If it’s to assist her with tasks rather than sole care, would an Au pair be a better option?

AlexaShutUp · 03/02/2019 08:36

If you're borrowing ÂŁ300 a month from your mum and dad, you're going to get into a lot of debt pretty quickly. It doesn't sound very sustainable.

As a pp has said, you will have the child for 6 days out of every 14, so the maintenance requirement should be minimal. I don't think you need to contribute to the cost of her childcare on top of the maintenance - that's her lookout.

Eventually, you'll need more than a 1-bedroom flat, as you won't be able to share with your child indefinitely. Somehow, you need to find a way of saving up for that.

Goposie · 03/02/2019 08:39

Why does she need a nanny? Is she returning to work? Nannies tend to be very expensive and not cost effective for just one child. Does she want a live in nanny because she feels she can’t cope with the baby on her own?

Lwmommy · 03/02/2019 08:43

Will she be returning to work and thats why she wants a nanny?

If not then it a cost you cant afford.

TeachesOfPeaches · 03/02/2019 08:46

The most affordable option is a childminder, which is much better for a baby than a nursery. There is also something called nanny shares where you could share a nanny with another family.

SavoyCabbage · 03/02/2019 08:47

You will be ab,e to find a part time live in nanny, yes.

But if she’s not living there, sleeping there all of the days and doing her washing there etc. then she is not a live in nanny. And she will be working the three days and all of the nights she is expected to sleep there.

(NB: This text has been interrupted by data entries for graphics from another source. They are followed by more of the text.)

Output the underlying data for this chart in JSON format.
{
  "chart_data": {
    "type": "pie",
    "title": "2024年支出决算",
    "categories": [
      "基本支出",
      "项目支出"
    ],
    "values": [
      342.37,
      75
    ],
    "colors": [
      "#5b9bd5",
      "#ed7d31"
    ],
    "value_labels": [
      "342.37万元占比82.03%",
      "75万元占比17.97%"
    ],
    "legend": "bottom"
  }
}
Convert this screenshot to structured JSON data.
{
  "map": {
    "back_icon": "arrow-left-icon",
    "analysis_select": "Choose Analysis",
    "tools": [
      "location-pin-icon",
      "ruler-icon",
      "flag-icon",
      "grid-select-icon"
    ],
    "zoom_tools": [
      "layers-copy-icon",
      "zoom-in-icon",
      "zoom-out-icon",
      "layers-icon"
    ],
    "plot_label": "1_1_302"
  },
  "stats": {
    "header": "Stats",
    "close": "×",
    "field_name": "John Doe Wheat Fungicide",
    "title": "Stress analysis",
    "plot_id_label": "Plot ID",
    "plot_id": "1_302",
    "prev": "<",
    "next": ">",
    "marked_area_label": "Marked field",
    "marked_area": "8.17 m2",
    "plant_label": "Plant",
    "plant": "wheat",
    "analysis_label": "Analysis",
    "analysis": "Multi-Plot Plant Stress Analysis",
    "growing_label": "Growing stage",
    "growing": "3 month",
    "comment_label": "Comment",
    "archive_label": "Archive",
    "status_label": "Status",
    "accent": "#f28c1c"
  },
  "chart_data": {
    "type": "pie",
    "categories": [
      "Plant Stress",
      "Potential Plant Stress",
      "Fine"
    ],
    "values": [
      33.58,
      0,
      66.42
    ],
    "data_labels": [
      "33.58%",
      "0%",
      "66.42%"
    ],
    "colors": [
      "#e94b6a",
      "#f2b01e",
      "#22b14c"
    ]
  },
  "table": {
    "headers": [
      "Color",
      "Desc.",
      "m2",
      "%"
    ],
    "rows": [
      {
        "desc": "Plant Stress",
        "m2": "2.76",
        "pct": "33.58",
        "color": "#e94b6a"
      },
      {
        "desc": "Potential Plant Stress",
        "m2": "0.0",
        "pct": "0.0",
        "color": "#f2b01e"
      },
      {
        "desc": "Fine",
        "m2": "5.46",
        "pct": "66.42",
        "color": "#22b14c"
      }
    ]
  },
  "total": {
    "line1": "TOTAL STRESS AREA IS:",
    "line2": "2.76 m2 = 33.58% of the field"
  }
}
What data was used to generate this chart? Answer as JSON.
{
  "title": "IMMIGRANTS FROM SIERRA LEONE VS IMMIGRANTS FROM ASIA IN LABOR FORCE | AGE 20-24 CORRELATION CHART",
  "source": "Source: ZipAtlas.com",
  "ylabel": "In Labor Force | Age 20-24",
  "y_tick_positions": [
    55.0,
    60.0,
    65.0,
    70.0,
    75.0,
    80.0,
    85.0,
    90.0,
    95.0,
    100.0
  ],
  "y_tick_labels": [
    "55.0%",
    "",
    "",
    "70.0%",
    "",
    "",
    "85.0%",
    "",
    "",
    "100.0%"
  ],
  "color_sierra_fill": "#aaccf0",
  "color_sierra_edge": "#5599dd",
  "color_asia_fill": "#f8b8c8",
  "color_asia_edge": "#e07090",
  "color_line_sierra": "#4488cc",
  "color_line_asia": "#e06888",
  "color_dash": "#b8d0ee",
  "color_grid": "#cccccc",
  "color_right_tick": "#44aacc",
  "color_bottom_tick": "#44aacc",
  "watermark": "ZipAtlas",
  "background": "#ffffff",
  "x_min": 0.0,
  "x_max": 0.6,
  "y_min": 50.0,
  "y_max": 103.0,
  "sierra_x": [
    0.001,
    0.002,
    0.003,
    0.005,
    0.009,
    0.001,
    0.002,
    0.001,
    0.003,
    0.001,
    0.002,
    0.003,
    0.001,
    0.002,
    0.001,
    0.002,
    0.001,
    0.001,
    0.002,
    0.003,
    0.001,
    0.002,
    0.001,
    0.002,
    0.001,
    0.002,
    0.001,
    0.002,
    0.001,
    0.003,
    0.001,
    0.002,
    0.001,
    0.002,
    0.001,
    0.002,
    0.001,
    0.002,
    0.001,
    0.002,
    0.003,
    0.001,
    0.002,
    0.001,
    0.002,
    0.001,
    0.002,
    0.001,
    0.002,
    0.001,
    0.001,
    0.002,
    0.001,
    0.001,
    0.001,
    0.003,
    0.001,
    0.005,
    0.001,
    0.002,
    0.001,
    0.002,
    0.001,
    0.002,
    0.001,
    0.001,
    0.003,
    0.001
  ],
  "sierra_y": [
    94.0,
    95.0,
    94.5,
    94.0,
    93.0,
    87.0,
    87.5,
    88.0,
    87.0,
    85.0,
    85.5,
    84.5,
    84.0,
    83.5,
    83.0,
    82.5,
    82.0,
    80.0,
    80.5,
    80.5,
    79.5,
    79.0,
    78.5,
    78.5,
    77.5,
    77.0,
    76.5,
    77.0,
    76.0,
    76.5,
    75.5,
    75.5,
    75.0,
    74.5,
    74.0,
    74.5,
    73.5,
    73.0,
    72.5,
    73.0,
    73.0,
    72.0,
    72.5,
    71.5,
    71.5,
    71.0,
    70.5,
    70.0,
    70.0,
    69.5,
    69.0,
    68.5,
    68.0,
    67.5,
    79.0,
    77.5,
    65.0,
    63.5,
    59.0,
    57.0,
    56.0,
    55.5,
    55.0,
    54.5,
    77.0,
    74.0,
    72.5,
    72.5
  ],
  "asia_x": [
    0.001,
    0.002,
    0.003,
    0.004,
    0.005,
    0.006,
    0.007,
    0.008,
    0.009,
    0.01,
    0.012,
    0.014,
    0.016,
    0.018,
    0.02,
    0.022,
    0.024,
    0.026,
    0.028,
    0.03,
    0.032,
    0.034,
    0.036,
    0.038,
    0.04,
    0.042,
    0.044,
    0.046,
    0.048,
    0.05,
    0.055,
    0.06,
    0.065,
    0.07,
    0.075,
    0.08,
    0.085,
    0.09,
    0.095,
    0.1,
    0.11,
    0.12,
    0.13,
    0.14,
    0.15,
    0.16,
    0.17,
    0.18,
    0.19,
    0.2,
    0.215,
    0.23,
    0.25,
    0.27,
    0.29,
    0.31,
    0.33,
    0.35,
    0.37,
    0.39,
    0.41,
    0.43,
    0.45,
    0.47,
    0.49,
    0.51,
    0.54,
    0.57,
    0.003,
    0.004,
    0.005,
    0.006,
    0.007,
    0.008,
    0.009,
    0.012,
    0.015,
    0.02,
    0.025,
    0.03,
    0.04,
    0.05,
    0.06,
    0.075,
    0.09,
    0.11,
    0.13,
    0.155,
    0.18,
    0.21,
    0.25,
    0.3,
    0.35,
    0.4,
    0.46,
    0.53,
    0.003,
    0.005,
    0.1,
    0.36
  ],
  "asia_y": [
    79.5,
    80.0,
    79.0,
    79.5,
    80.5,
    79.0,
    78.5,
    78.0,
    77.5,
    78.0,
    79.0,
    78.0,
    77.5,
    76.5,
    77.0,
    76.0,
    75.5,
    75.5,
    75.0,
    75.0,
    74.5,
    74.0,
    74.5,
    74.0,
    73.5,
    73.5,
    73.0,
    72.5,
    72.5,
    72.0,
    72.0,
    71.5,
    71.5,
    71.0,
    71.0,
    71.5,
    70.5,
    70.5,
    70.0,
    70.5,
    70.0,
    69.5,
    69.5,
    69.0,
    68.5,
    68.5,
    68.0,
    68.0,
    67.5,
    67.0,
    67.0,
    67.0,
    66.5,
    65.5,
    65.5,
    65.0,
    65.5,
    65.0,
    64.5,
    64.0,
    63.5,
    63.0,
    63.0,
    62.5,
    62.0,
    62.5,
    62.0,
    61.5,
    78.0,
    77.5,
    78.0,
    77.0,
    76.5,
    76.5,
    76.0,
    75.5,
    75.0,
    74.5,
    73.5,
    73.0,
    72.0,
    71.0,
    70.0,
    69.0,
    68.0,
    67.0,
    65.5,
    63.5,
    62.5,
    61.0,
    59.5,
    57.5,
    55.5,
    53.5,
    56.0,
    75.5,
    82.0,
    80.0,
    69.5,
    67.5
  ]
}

Does she want her to live in so she can look after the baby at night too? If so, it doesn’t really work like that. The nanny can’t look after the baby during the day and at night. She will need a night nanny too.

You would be foolish to fund this by borrowing money.

SnuggyBuggy · 03/02/2019 08:47

I think you both need to sit down and look at the financial side of this realistically

PerverseConverse · 03/02/2019 09:02

Why do you need a nanny or help looking after your child? Be prepared for your ex not to want to be apart from the baby, especially overnight? Is she going to breastfeed? What about contact before 6 months? Sounds very odd.

AJPTaylor · 03/02/2019 09:14

How pregnant is she? How much maternity leave is she going to take? You could be 18 months away from this being a problem. She will likely been very different about it nearer the time. Have a look at the child maintenance website and see how much it would cost in different scenarios. If you have been living together you need to think about your reasonable living costs first and get yourself sorted. Then work out what happens with your ex partner. You might find that your parents, once their grandchild arrives are perfectly happy to help pay for childcare. You will most certainly find that the child's mother will be happier for the baby to be cared for in her own home with you contributing towards that childcare.